In order that your readers may be correctly informed,...

Durango Evening Herald

In order that your readers may be correctly informed, the courtesy of sufficient space to make brief answer to some of the criticisms of Christian Science by a clergyman, as printed in his letter in your recent issue, is respectfully requested. Possibly one reason why Christian Scientists find it easy to feel charitably inclined toward those who wholly fail to grasp the teachings and operations of Christian Science is the fact that many of them labored under these same mistaken notions until healing of some sickness or sin caused them to accept the truth about Christian Science rather than what its opponents would like to believe about it. That the Christian Science movement is never engaged in unkindly criticism of fellow religionists in other churches, is indicated by the two-column department in The Christian Science Monitor entitled "Progress in the Churches," which is completely given over to news of progress in churches other than Christian Science churches.

It is rather strange to find our friend disturbed because Christian Science teaches that matter is only temporary and therefore unreal. Jesus said: "It is the spirit that quickeneth; the flesh profiteth nothing;" and Paul tells us, "To be carnally [fleshly] minded is death; but to be spiritually minded is life and peace." Clearly then Mrs. Eddy was only following in the footsteps of Christ Jesus and the great Apostle Paul when she taught the unreality of matter; and in these days leading thinkers everywhere, including those prominent in the great church organization of which our critic is a member, are rapidly coming freely to acknowledge the correctness of this view. Indeed, the general view of careful thinkers to-day has been splendidly summed up in the interesting statement by Lord Arthur Balfour, "We now know too much about matter to be materialists."
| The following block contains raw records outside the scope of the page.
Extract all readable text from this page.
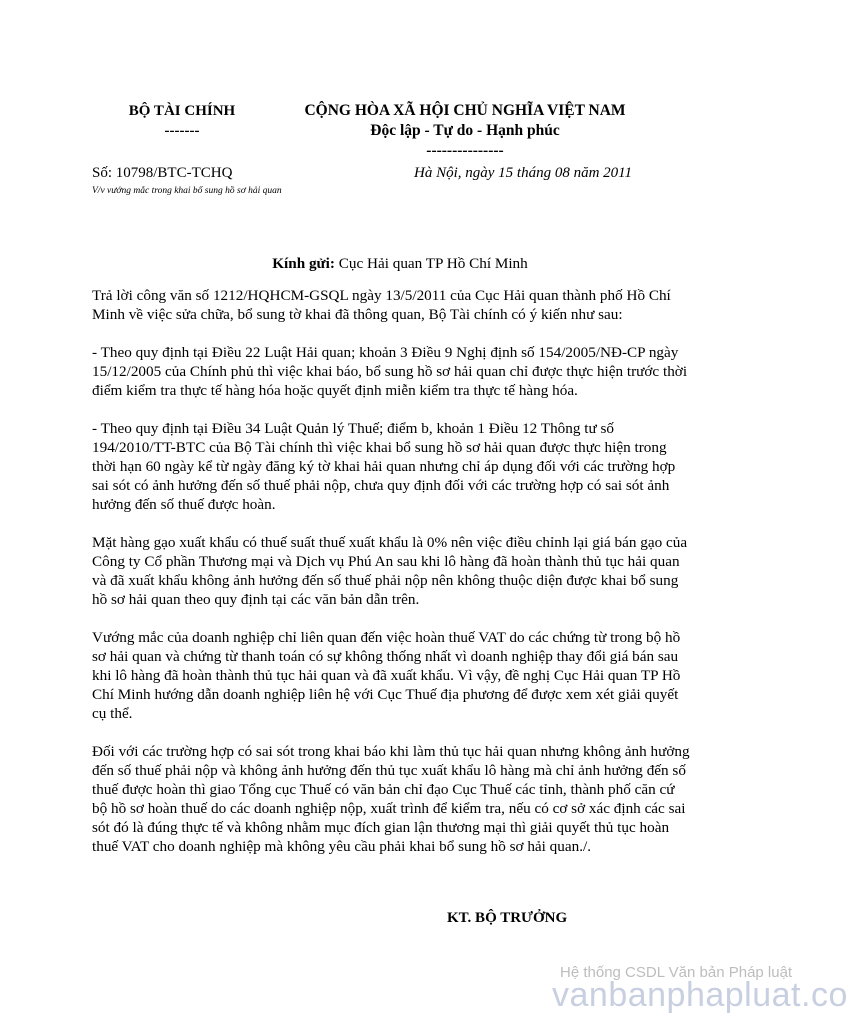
BỘ TÀI CHÍNH
-------
CỘNG HÒA XÃ HỘI CHỦ NGHĨA VIỆT NAM
Độc lập - Tự do - Hạnh phúc
---------------
Số: 10798/BTC-TCHQ
V/v vướng mắc trong khai bổ sung hồ sơ hải quan
Hà Nội, ngày 15 tháng 08 năm 2011
Kính gửi: Cục Hải quan TP Hồ Chí Minh

Trả lời công văn số 1212/HQHCM-GSQL ngày 13/5/2011 của Cục Hải quan thành phố Hồ Chí Minh về việc sửa chữa, bổ sung tờ khai đã thông quan, Bộ Tài chính có ý kiến như sau:

- Theo quy định tại Điều 22 Luật Hải quan; khoản 3 Điều 9 Nghị định số 154/2005/NĐ-CP ngày 15/12/2005 của Chính phủ thì việc khai báo, bổ sung hồ sơ hải quan chỉ được thực hiện trước thời điểm kiểm tra thực tế hàng hóa hoặc quyết định miễn kiểm tra thực tế hàng hóa.

- Theo quy định tại Điều 34 Luật Quản lý Thuế; điểm b, khoản 1 Điều 12 Thông tư số 194/2010/TT-BTC của Bộ Tài chính thì việc khai bổ sung hồ sơ hải quan được thực hiện trong thời hạn 60 ngày kể từ ngày đăng ký tờ khai hải quan nhưng chỉ áp dụng đối với các trường hợp sai sót có ảnh hưởng đến số thuế phải nộp, chưa quy định đối với các trường hợp có sai sót ảnh hưởng đến số thuế được hoàn.

Mặt hàng gạo xuất khẩu có thuế suất thuế xuất khẩu là 0% nên việc điều chỉnh lại giá bán gạo của Công ty Cổ phần Thương mại và Dịch vụ Phú An sau khi lô hàng đã hoàn thành thủ tục hải quan và đã xuất khẩu không ảnh hưởng đến số thuế phải nộp nên không thuộc diện được khai bổ sung hồ sơ hải quan theo quy định tại các văn bản dẫn trên.

Vướng mắc của doanh nghiệp chỉ liên quan đến việc hoàn thuế VAT do các chứng từ trong bộ hồ sơ hải quan và chứng từ thanh toán có sự không thống nhất vì doanh nghiệp thay đổi giá bán sau khi lô hàng đã hoàn thành thủ tục hải quan và đã xuất khẩu. Vì vậy, đề nghị Cục Hải quan TP Hồ Chí Minh hướng dẫn doanh nghiệp liên hệ với Cục Thuế địa phương để được xem xét giải quyết cụ thể.

Đối với các trường hợp có sai sót trong khai báo khi làm thủ tục hải quan nhưng không ảnh hưởng đến số thuế phải nộp và không ảnh hưởng đến thủ tục xuất khẩu lô hàng mà chỉ ảnh hưởng đến số thuế được hoàn thì giao Tổng cục Thuế có văn bản chỉ đạo Cục Thuế các tỉnh, thành phố căn cứ bộ hồ sơ hoàn thuế do các doanh nghiệp nộp, xuất trình để kiểm tra, nếu có cơ sở xác định các sai sót đó là đúng thực tế và không nhằm mục đích gian lận thương mại thì giải quyết thủ tục hoàn thuế VAT cho doanh nghiệp mà không yêu cầu phải khai bổ sung hồ sơ hải quan./.

KT. BỘ TRƯỞNG
Hệ thống CSDL Văn bản Pháp luật
vanbanphapluat.co
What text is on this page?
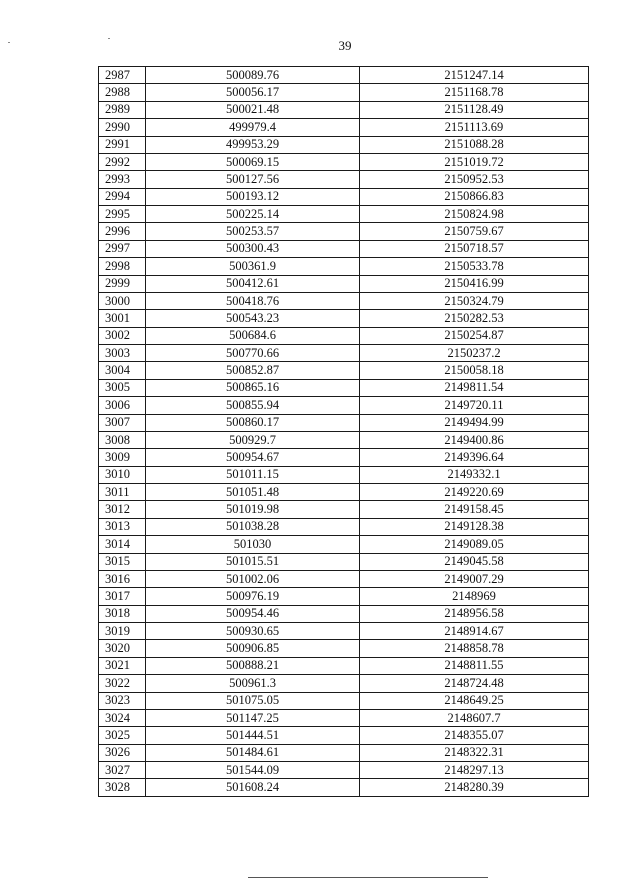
39
2987	500089.76	2151247.14
2988	500056.17	2151168.78
2989	500021.48	2151128.49
2990	499979.4	2151113.69
2991	499953.29	2151088.28
2992	500069.15	2151019.72
2993	500127.56	2150952.53
2994	500193.12	2150866.83
2995	500225.14	2150824.98
2996	500253.57	2150759.67
2997	500300.43	2150718.57
2998	500361.9	2150533.78
2999	500412.61	2150416.99
3000	500418.76	2150324.79
3001	500543.23	2150282.53
3002	500684.6	2150254.87
3003	500770.66	2150237.2
3004	500852.87	2150058.18
3005	500865.16	2149811.54
3006	500855.94	2149720.11
3007	500860.17	2149494.99
3008	500929.7	2149400.86
3009	500954.67	2149396.64
3010	501011.15	2149332.1
3011	501051.48	2149220.69
3012	501019.98	2149158.45
3013	501038.28	2149128.38
3014	501030	2149089.05
3015	501015.51	2149045.58
3016	501002.06	2149007.29
3017	500976.19	2148969
3018	500954.46	2148956.58
3019	500930.65	2148914.67
3020	500906.85	2148858.78
3021	500888.21	2148811.55
3022	500961.3	2148724.48
3023	501075.05	2148649.25
3024	501147.25	2148607.7
3025	501444.51	2148355.07
3026	501484.61	2148322.31
3027	501544.09	2148297.13
3028	501608.24	2148280.39
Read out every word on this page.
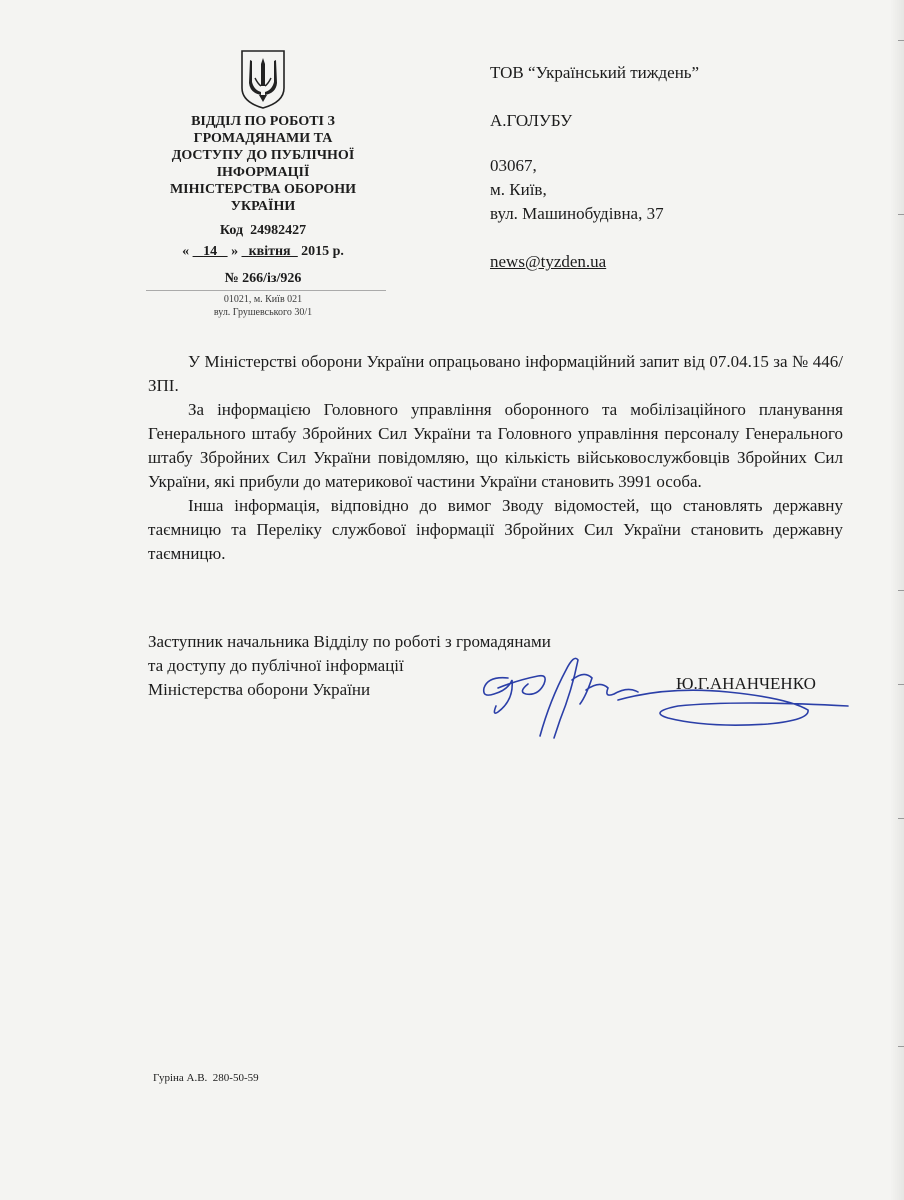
ВІДДІЛ ПО РОБОТІ З
ГРОМАДЯНАМИ ТА
ДОСТУПУ ДО ПУБЛІЧНОЇ
ІНФОРМАЦІЇ
МІНІСТЕРСТВА ОБОРОНИ
УКРАЇНИ
Код 24982427
«  _14_  » _квітня_ 2015 р.
№ 266/із/926
01021, м. Київ 021
вул. Грушевського 30/1
ТОВ “Український тиждень”
А.ГОЛУБУ
03067,
м. Київ,
вул. Машинобудівна, 37
news@tyzden.ua

У Міністерстві оборони України опрацьовано інформаційний запит від 07.04.15 за № 446/ЗПІ.

За інформацією Головного управління оборонного та мобілізаційного планування Генерального штабу Збройних Сил України та Головного управління персоналу Генерального штабу Збройних Сил України повідомляю, що кількість військовослужбовців Збройних Сил України, які прибули до материкової частини України становить 3991 особа.

Інша інформація, відповідно до вимог Зводу відомостей, що становлять державну таємницю та Переліку службової інформації Збройних Сил України становить державну таємницю.

Заступник начальника Відділу по роботі з громадянами
та доступу до публічної інформації
Міністерства оборони України	Ю.Г.АНАНЧЕНКО
Гуріна А.В. 280-50-59
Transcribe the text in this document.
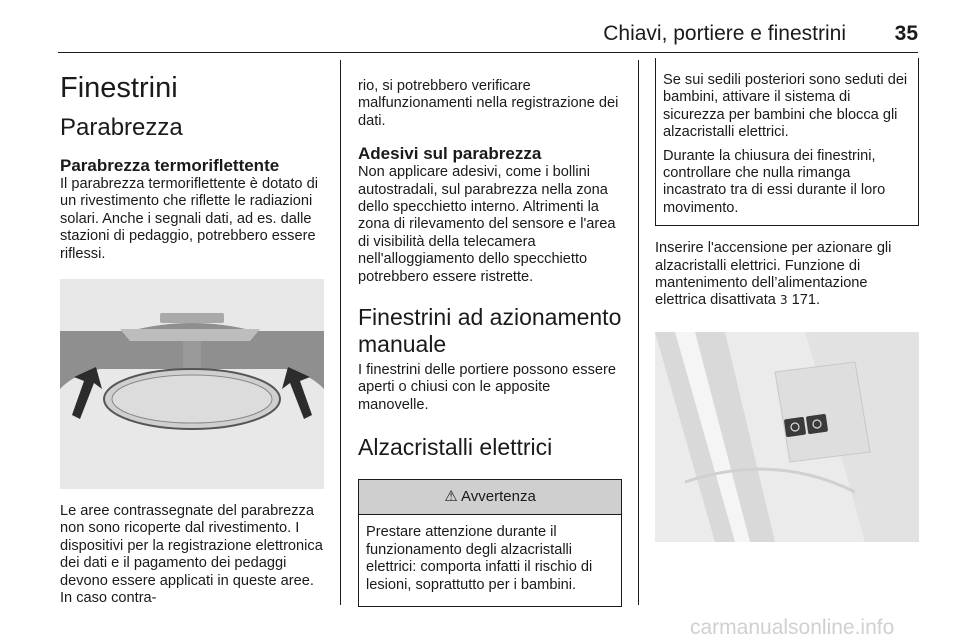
Chiavi, portiere e finestrini 35
Finestrini
Parabrezza
Parabrezza termoriflettente

Il parabrezza termoriflettente è dotato di un rivestimento che riflette le radiazioni solari. Anche i segnali dati, ad es. dalle stazioni di pedaggio, potrebbero essere riflessi.

Le aree contrassegnate del parabrezza non sono ricoperte dal rivestimento. I dispositivi per la registrazione elettronica dei dati e il pagamento dei pedaggi devono essere applicati in queste aree. In caso contra-

rio, si potrebbero verificare malfunzionamenti nella registrazione dei dati.

Adesivi sul parabrezza

Non applicare adesivi, come i bollini autostradali, sul parabrezza nella zona dello specchietto interno. Altrimenti la zona di rilevamento del sensore e l'area di visibilità della telecamera nell'alloggiamento dello specchietto potrebbero essere ristrette.

Finestrini ad azionamento manuale

I finestrini delle portiere possono essere aperti o chiusi con le apposite manovelle.

Alzacristalli elettrici
⚠ Avvertenza

Prestare attenzione durante il funzionamento degli alzacristalli elettrici: comporta infatti il rischio di lesioni, soprattutto per i bambini.

Se sui sedili posteriori sono seduti dei bambini, attivare il sistema di sicurezza per bambini che blocca gli alzacristalli elettrici.

Durante la chiusura dei finestrini, controllare che nulla rimanga incastrato tra di essi durante il loro movimento.

Inserire l'accensione per azionare gli alzacristalli elettrici. Funzione di mantenimento dell’alimentazione elettrica disattivata 3 171.

carmanualsonline.info
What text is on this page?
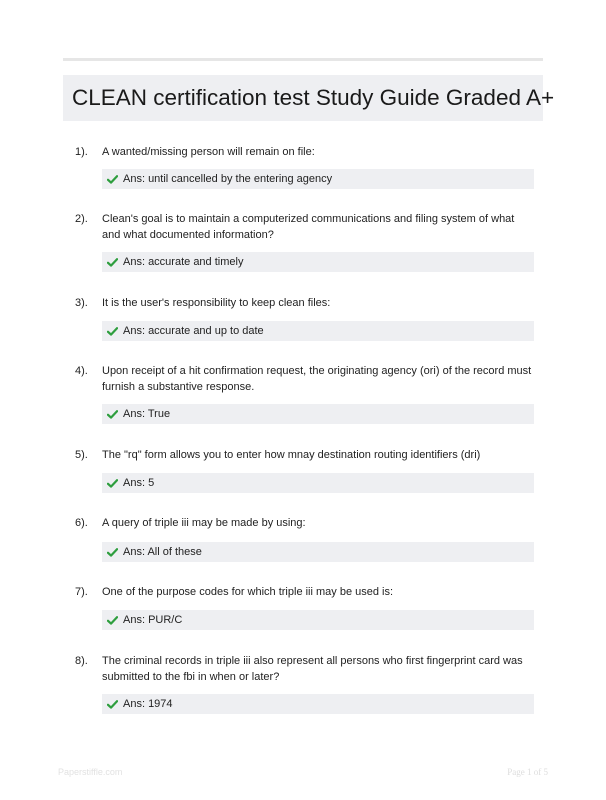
CLEAN certification test Study Guide Graded A+
1). A wanted/missing person will remain on file:
Ans: until cancelled by the entering agency
2). Clean's goal is to maintain a computerized communications and filing system of what and what documented information?
Ans: accurate and timely
3). It is the user's responsibility to keep clean files:
Ans: accurate and up to date
4). Upon receipt of a hit confirmation request, the originating agency (ori) of the record must furnish a substantive response.
Ans: True
5). The "rq" form allows you to enter how mnay destination routing identifiers (dri)
Ans: 5
6). A query of triple iii may be made by using:
Ans: All of these
7). One of the purpose codes for which triple iii may be used is:
Ans: PUR/C
8). The criminal records in triple iii also represent all persons who first fingerprint card was submitted to the fbi in when or later?
Ans: 1974
Paperstiffle.com	Page 1 of 5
It would not trouble our friend to agree that "two times two are five" is untrue, and therefore has no real existence in mathematics. Such a proposition is not and never could be true in arithmetic, and yet it would bring unfortunate results to one believing in its claim to existence as a fact. The fact that it is unreal, because untrue, does not save us from the necessity of proving it nonexistent to true arithmetic. Merely to say that this error is untrue is not enough; we must prove it untrue by proving what is true—namely, that two times two are four. So it is not enough to say that evil and disease are only temporary error and therefore nonexistent in God's creation; we must prove this. We must prove this great truth by knowing the truth; and Jesus said, "Ye shall know the truth, and the truth shall make you free." The Christian Science method is stated on page 447 of "Science and Health with Key to the Scriptures": "Expose and denounce the claims of evil and disease in all their forms, but realize no reality in them. A sinner is not reformed merely by assuring him that he cannot be a sinner because there is no sin. To put down the claim of sin, you must detect it, remove the mask, point out the illusion, and thus get the victory over sin and so prove its unreality." Unless sickness and sin are unreal, they will exist forever, for as we read in Ecclesiastes, "I know that, whatsoever God doeth, it shall be for ever: nothing can be put to it, nor any thing taken from it." Our critic friend seems to admit the healing of sickness by spiritual means. When Jesus healed the man of palsy he plainly showed that the same spiritual means would heal sin, for he said, "Whether is easier, to say, Thy sins be forgiven thee; or to say, Arise, and walk?"